I took one look at the Egyptian flag and pyramid souvenir
dangling from the rear-view mirror and with a hint of sarcasm I asked the cab
driver where he was from. As he passionately replied, “I’m from Egypt!” I
remembered sarcasm doesn’t translate in this part of the world. I let my eyes take
in the eclectic taxi décor: the orange shag seat covers, the plastic mats on
the floor with colorful flashing lights. Prior to getting into the cab, I had
felt a bit woozy and worried I might be carsick. Now the flashing lights added
to that anxiety. Everyone all around me seems to be getting sick: students,
co-workers, friends, neighbors. So far, I’ve been young and healthy enough to
only become briefly and sporadically infected. The taxi driver asked me where I
was from and when I answered, “America,” he cheered, perhaps thinking an
American woman in the backseat would perk up the atmosphere of his already
pimpin’ ride. “Las Vegas!” he added. “I’m not that kind of American,” I told
him.
He asked me if I liked music and handed me a thin cable,
which I gathered I was supposed to plug into my phone. “I need to listen to
your music,” he said intensely, which made me laugh. I clicked on
my “Chill” playlist and Simon and Garfunkel’s “America” came on. The driver managed to politely veil his disappointment. I closed my
eyes and leaned my head back, trying to ignore the flashing lights that were
clashing with my chill vibe. When that song finished, Barbara Lewis’ “Hello
Stranger” came on. “So romantic,” the taxi driver commented.

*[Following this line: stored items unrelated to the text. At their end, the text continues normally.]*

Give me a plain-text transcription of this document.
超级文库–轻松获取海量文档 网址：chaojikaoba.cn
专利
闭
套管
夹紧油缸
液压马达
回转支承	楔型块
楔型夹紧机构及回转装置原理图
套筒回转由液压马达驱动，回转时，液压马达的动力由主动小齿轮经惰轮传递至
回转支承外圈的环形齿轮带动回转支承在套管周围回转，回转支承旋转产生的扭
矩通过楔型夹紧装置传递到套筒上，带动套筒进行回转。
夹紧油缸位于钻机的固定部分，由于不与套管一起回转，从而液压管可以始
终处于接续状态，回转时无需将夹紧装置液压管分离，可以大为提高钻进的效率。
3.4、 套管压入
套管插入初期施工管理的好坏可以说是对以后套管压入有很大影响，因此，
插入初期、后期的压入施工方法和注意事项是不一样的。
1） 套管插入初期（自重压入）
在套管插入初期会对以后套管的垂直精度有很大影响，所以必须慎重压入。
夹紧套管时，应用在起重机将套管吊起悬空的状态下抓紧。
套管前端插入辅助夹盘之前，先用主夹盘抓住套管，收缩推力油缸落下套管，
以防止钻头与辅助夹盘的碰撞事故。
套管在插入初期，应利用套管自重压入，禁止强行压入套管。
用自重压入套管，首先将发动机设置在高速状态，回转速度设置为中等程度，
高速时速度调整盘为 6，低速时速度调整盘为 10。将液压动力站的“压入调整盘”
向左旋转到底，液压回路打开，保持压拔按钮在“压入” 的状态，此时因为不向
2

Then he asked me something profound and personal: “Do you
have a life?” I laughed again, thinking it was my slow, sentimental taste in
music that inspired this question. “I have a small life,” I responded. For the
rest of the ride, I pondered if the life I’m currently living truly qualifies
as “a life.” I’m working harder than ever. I’m learning a lot. I have sparse
time to work on my own creative projects. I ran a 10k last month. Is that a
life? Maybe I should invest in some flashing lights and shag carpets.
I went home to put on makeup. I was going to hang out with a
male friend. Knowing I had a social engagement made me feel that I did indeed
have some semblance of a life. But then he cancelled. He’s sick. Before
experiencing my small fleeting flu symptoms, I had been privately mocking all
the people whining that they were “sick.” But apparently, there’s a serious bug
going around. Let’s hope some other bugs make the rounds, like the “Not working
so hard” bug, the “Sleeping through the night” bug, or the “Time to read and
write for pleasure” bug. Then I could answer the question, “Do you have a
life?” with an emphatic “Abso-(explitive)-lutely.”